2. Ordinal: categories are continuous and in ascending sequence but distance between two categories is not equal. Ex: ordinal scales of wealth. wealthiest, second wealthiest
. . .n wealthiest. The wealthiest does not necessarily have 3 times the wealth of the 3rd wealthiest.
3. Interval: True numbers are potentially continuous and in ascending sequence and the distance between any two units of value is equal. Ex: family size. 1,2,3,4, etc.; income.1000,2000,3000.
4. Ratio: interval variable with a zero point.
WARNING: Most interval scales are imperfect and tend to become ordinal or nominal at the extremes. Ex: 1000 income means more at 5000 than at 500,000. Always try for the highest possible scale, but recognize the limitations. Do not use mean X for a nominal scale and be aware of when you are ‘stretching’ a coding scheme.
2. Descriptive Statistics: used to describe the shape of values for a variable. How many, how often, gaps, central tendency, dispersion and so forth.
1. The normal curve (bell shaped curve) is assumed to exist for many statistical problems. You will see why soon. Its key feature is that 68% of the cases fall within plus or minus one standard deviation (s) of the Mean (X) and 95% of the cases fall within + or – 2s of X.
2. Mean (X with a bar on top) – the sum of the values for a variable divided by the number of values (N). A measure of central tendency most accurate for normal curves.
3. Median – the point at which half of values are greater than and half the values are less than the point. A good measure of central tendency for skewed data (such as income) and for ordinal scales. Same goes for quartiles and percentiles.
4. Mode – the value occurring most frequently. A good measure of central tendency for small ordinal and nominal scales. Ex: Mean X for number of children per family might be 2.3 but the more important question in human research is whether the mode is 2 or 3.
5. Standard deviation (s) – the square root of the sum of the squared deviations from the mean divided by the number of cases. This has meaning primarily in terms of the normal curve (see above). Note that if many extreme scores are present, s is artifically large and percentiles may be a more appropriate measure of disperson.
6. Standard error – calculated as the standard deviation divided by the square root of the number of cases. A measure of the likely variance in means for second and subsequent samples. When reporting differences in means of subsamples, avoid making much ado about differences that are less than the standard error.
7. Variance – the square of the standard deviation. Used in more advanced procedures.
8. Kurtosis – the measure of the peakedness of a distribution of values
–i.e., is more or less peaked (greater or lesser central tendency) than the normal curve.
1. leptokurtosis: more peaked, positive numbers
2. platykurtosis: less peaked, negative numbers
9. Skewness – more extreme cases on one tail of the curve than the other.
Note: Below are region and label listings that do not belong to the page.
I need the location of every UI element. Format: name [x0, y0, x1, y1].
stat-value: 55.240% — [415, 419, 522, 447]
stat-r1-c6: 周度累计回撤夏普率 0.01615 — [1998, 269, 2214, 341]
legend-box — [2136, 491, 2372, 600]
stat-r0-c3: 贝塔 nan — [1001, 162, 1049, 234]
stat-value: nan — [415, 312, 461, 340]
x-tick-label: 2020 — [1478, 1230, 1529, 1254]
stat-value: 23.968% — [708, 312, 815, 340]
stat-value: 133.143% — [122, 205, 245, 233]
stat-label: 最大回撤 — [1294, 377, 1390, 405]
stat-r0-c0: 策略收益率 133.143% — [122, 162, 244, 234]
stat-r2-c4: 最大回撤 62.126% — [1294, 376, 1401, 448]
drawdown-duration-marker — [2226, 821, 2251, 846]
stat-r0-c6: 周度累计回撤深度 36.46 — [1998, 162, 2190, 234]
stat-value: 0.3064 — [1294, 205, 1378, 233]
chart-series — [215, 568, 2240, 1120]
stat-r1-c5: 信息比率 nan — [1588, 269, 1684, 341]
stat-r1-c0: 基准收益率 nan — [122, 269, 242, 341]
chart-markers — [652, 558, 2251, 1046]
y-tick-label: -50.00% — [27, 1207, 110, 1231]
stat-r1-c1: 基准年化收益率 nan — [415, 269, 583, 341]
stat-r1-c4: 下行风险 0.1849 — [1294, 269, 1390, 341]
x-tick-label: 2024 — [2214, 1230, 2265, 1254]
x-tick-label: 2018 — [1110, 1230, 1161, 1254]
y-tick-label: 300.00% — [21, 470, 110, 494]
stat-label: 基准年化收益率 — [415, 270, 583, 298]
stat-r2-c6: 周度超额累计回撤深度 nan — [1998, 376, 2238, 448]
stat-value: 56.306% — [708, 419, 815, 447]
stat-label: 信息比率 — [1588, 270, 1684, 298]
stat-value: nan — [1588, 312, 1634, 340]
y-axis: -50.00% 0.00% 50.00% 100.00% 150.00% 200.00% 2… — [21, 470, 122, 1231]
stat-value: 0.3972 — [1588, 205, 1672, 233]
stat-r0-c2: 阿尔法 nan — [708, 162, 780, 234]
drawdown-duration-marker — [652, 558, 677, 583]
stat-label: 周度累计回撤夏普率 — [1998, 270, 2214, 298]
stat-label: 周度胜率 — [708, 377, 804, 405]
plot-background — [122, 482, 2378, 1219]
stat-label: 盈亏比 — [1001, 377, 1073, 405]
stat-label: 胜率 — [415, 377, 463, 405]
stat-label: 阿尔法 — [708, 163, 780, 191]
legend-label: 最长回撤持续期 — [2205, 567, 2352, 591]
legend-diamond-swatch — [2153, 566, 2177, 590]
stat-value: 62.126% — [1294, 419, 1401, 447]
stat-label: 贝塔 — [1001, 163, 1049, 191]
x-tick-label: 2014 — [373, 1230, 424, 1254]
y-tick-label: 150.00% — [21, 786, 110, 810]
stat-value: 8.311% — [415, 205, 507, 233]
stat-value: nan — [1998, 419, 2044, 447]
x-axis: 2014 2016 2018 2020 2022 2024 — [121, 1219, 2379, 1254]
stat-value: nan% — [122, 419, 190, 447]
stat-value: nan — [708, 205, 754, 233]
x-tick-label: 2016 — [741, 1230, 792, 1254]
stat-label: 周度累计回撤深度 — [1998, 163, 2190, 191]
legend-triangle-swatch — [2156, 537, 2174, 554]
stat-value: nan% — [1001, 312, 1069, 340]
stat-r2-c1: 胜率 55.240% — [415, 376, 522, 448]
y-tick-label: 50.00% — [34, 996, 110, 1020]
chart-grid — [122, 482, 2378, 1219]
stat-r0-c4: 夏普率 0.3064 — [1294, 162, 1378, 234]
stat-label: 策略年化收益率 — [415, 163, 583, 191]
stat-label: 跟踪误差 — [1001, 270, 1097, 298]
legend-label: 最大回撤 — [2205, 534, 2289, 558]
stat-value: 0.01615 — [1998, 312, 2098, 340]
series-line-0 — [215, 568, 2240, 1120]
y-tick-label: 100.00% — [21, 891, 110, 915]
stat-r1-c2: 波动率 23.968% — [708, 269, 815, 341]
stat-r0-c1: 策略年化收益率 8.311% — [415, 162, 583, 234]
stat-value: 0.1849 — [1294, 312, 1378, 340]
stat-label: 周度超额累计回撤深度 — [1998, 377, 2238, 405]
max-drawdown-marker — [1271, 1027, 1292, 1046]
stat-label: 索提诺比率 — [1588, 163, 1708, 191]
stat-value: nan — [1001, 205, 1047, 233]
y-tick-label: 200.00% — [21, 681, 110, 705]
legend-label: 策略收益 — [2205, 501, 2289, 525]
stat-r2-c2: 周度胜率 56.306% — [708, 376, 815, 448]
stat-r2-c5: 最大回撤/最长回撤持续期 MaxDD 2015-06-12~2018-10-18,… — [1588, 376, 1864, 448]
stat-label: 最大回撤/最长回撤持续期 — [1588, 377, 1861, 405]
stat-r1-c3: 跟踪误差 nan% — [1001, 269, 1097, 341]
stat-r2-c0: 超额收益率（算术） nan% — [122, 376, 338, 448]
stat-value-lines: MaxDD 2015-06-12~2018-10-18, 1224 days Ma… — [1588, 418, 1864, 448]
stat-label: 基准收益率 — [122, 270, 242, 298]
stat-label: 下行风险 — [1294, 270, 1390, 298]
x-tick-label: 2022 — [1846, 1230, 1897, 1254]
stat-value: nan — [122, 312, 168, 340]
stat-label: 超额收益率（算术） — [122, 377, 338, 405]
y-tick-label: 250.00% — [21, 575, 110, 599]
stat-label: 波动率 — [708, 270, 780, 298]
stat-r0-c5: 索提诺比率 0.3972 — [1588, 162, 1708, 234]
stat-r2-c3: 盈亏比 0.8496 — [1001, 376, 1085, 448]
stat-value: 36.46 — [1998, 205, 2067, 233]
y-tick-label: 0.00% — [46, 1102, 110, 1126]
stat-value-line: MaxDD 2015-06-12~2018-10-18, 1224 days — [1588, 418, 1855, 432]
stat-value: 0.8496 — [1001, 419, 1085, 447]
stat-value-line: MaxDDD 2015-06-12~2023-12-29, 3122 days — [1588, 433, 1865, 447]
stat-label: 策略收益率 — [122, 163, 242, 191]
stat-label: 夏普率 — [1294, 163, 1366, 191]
Skewness can be expected on the high side for
income or mobility, on the low side for number of children.
~ Skewed right: positive numbers (high values)
~ Skewed left: negative numbers (low values)
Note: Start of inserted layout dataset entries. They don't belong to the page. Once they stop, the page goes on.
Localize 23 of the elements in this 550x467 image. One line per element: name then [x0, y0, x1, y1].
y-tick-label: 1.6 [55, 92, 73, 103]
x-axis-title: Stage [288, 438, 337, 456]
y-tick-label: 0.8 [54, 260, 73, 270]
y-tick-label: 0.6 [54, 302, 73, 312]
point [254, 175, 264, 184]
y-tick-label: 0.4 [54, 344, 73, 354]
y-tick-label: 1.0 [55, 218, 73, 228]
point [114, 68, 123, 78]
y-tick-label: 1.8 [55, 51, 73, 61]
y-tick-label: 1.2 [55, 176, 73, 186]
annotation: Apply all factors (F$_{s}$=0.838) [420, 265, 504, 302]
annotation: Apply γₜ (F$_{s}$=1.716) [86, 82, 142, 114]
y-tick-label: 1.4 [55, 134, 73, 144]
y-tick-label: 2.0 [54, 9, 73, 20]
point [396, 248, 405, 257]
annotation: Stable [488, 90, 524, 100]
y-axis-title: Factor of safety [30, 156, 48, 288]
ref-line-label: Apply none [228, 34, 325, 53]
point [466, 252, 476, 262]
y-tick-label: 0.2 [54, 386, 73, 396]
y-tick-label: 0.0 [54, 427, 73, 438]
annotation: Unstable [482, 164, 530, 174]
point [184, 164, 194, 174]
10. Range – the difference between the highest and lowest score
11. Minimum – lowest score
12. Maximum – highest score
13. Coefficient of variation (variability) – standard deviation divided by the mean. Gives the relative dispersion for samples or subsamples with different means.
3. Graphical Displays:
1. Histograms, density curves – display the shape of interval variables and allow you to compare the shape with a normal curve.
2. Stem and Leaf Diagrams – arrays the values of an interval variable vertically with a stem (the first one or more digits of
the value) and a leaf (the last digit of the value).
3. Boxplots – diplays an interval variable in a ‘box.’ with the median at the center of the box and the edges at the 25th and 75th percentiles
(hinges). Can be further specified by the inclusion of the whiskers, outliers and extreme values. More about this later.
4. Bar graphs – similar to a histogram but compares the size of different items. No measurement scale on the X axis.
5. Pie charts: Divides up categories of a universe into their pie slices.